A Copa do Mundo sediada na França vinha embalada pela expectativa otimista do pentacampeonato. Não tínhamos aula quando o Brasil entrava em campo, Horácio não tinha expediente e a cidade parava, até parecia primeiro de janeiro com aquele silêncio todo.

Meire considerava desnecessário todo aquele alarde e não fazia questão de saber nada sobre a cerimônia de abertura do primeiro torneio com 32 seleções divididas em oito grupos, tampouco assistir ao jogo de estreia.

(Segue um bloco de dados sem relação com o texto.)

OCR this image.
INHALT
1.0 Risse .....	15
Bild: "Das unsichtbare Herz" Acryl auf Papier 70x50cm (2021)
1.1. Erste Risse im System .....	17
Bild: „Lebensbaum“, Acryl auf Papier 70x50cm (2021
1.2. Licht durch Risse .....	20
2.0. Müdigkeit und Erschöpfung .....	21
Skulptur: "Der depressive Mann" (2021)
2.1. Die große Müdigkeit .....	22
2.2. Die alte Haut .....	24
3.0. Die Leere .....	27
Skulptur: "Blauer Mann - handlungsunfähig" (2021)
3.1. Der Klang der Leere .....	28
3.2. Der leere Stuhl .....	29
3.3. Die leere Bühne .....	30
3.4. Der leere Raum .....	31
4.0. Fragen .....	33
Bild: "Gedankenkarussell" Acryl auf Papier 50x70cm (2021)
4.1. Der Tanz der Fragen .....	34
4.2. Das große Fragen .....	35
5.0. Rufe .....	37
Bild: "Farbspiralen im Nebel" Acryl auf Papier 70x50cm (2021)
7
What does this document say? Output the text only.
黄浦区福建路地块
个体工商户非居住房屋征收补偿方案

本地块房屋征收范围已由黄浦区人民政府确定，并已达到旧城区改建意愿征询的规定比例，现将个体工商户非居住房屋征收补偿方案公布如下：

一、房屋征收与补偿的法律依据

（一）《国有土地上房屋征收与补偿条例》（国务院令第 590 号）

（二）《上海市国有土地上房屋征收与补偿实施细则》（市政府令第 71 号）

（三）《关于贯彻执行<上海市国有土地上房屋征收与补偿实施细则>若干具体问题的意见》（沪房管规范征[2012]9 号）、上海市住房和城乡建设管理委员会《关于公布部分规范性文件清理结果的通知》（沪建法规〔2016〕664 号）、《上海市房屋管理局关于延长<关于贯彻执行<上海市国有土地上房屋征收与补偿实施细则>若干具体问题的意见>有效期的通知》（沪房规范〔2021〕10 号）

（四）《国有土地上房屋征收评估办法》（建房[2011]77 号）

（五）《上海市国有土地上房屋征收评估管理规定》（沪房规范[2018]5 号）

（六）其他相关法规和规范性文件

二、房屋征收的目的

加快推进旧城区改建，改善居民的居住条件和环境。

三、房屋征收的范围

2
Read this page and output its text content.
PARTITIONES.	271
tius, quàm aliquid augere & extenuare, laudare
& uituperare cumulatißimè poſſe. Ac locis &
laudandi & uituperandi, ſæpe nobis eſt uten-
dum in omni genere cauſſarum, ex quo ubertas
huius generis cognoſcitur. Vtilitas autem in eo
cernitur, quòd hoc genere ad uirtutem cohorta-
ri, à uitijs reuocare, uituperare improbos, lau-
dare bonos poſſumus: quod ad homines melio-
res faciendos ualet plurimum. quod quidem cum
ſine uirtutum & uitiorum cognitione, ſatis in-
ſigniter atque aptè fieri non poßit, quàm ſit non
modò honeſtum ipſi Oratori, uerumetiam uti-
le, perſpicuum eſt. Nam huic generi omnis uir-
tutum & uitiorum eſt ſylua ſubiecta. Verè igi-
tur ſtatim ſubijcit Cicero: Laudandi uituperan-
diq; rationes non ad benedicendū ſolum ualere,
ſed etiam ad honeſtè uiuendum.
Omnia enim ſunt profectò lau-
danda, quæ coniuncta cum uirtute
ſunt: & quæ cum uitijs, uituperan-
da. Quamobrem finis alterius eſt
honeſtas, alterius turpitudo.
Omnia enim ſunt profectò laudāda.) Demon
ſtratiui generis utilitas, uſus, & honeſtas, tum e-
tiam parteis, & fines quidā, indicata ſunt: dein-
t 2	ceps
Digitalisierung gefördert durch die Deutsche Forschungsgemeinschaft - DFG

― Por isso esse país tem a fama ruim que tem ― Discursou Meire das Neves, odiadora número um de eventos esportivos de grande repercussão, datas comemorativas e tudo mais que unisse as pessoas. ― Em vez de melhorarem a qualidade da educação, dos postos de saúde, ficam aí chorando por jogador de futebol, parando tudo para ver joguinho inútil, como se isso fosse pagar as contas de todo mundo. Se torcer contra a seleção fizer de mim antipatriota, então eu sou.

― Mas é só um jogo, mãe.

― E por acaso eu lá sou obrigada a gostar de futebol? Tenho o direito de não gostar. Quem perde ou não com os jogos são os jogadores e os anunciantes, esses que saem ganhando em cima das estrelinhas. Nós, meros mortais, nada. Só perdemos tempo depositando expectativas nessa seleção que quando é para ter um bom desempenho perde até para time africano. Vê as Olimpíadas de Atlanta? Fizeram o auê que fizeram e perderam para a Nigéria. Que fiasco! Ao se colocar muita expectativa em cima de alguém ou de alguma coisa, sempre resultará em decepção. E tenho dito. O Brasil não será campeão. E se for: no que isso altera o rumo da minha vida?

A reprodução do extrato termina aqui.